Jesus’ miracle at the wedding at Cana tells us many important things. For example, the fact that there were six ceremonial water jars, each holding about 25 gallons, tells us that Jesus produced 150 gallons of wine at this wedding, which in turn tells us that this… was a Catholic wedding.
It also tells us that Jesus was not a fundamentalist. If Jesus had believed that drinking alcohol is inherently immoral, his first public miracle would not have been to turn water into wine at a wedding. Instead, He would have turned 150 gallons of wine into water.
But besides this simple lesson about morality, there’s a deeper tradition revealed in this Gospel passage: part of Tradition with a capital “T”. It’s not a coincidence that Jesus’ first public miracle takes place at a wedding, and that it teaches us about Marriage. Nor is it a coincidence that the Fourth Commandment is about loving one’s parents. Reflect on the Fourth Commandment’s place among the Ten.

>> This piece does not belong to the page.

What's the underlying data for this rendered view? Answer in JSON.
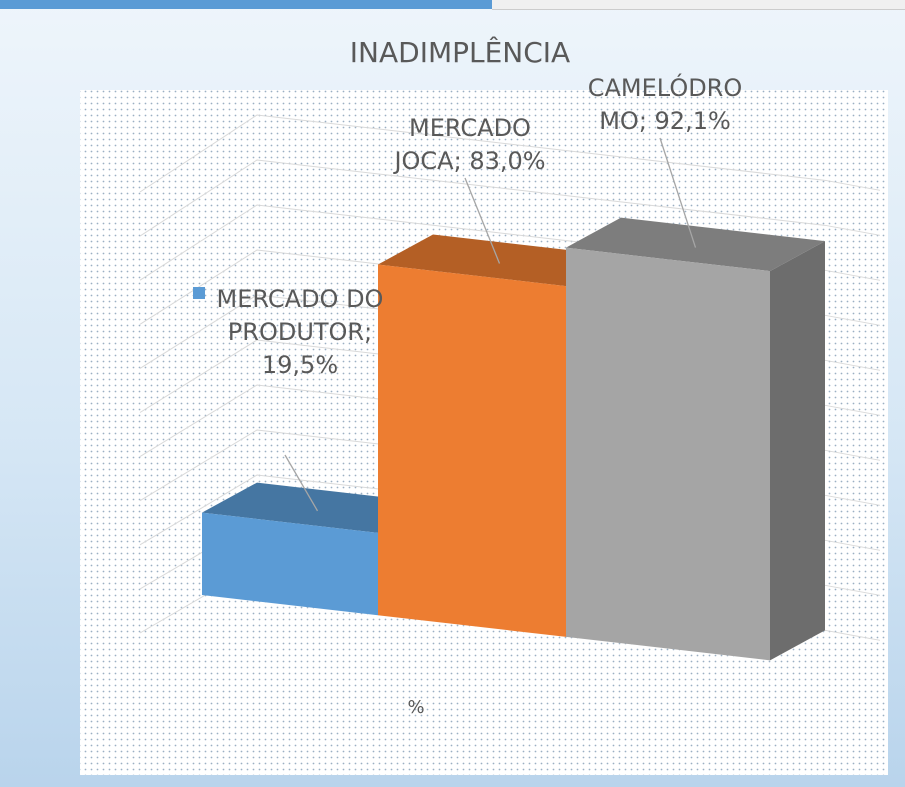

The Ten Commandments fall into two groups: the first three command us to love God as God is Love; the latter seven command us to love our neighbor as our self. It’s not a coincidence that the first three are first, because it’s more important to love God than our neighbor. This is so because our love has to be ordered. If your love for God is not primary, then your love for any and all of your neighbors will be incomplete, weak, and lacking in joy. God intends, by the way He designed us, for His love to be the source of our love for our neighbors.

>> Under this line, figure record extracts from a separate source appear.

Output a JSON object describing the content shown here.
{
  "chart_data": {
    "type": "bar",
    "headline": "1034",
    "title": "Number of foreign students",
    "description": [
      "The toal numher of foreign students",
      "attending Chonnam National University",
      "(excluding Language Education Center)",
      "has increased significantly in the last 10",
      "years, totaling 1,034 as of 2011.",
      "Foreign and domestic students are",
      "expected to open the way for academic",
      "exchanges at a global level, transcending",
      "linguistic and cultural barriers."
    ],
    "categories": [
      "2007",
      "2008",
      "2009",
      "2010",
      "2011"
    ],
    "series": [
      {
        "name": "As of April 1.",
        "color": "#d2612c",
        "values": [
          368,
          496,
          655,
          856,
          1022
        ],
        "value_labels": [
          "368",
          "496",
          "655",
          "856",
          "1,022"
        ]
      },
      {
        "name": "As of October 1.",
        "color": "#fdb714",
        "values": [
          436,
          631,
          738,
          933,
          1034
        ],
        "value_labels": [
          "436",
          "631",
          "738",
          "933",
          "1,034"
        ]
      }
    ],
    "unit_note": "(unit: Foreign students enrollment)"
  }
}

Similarly, our love for all our “neighbors” has to be ordered. That is to say, there’s a reason why the Fourth Commandment is the first of the commandments to love our neighbors. As you live among all your fellow human beings, if your love for your parents is not primary, then your love for any and all of your other neighbors—in childhood and adulthood—will be less than what God wishes for us to do.
What does He wish for us to do? “‘Do whatever He tells you.’” These words of our Blessed Mother are not just for servers at a wedding 2000 years ago. If each of us listened to our Mother, our families would be strong, because their love would be ordered from God, through God, and towards God. Spouses would trust God’s love for them, and would trust in their God-given capacity for virtue as the means by which to plan their families, instead of relying on artificial means that turn spouses 180° away from God’s plan for divine love within Marriage.
As the family goes, so goes society. The family that’s rooted in God strengthens society. But the family itself is made of individuals, each of whom is a fallen sinner. As the first of the signs of His glory, the miracle at Cana points to nothing less than the divinization of man: that is, the capacity of the human person to live and grow in God’s love. What is merely natural and of this earth (water) becomes something more, something richer and deeper. What for human beings is ordinary is made a conduit of God’s extraordinary grace: that is, the power of divine love that can make sacrifice an occasion for joy.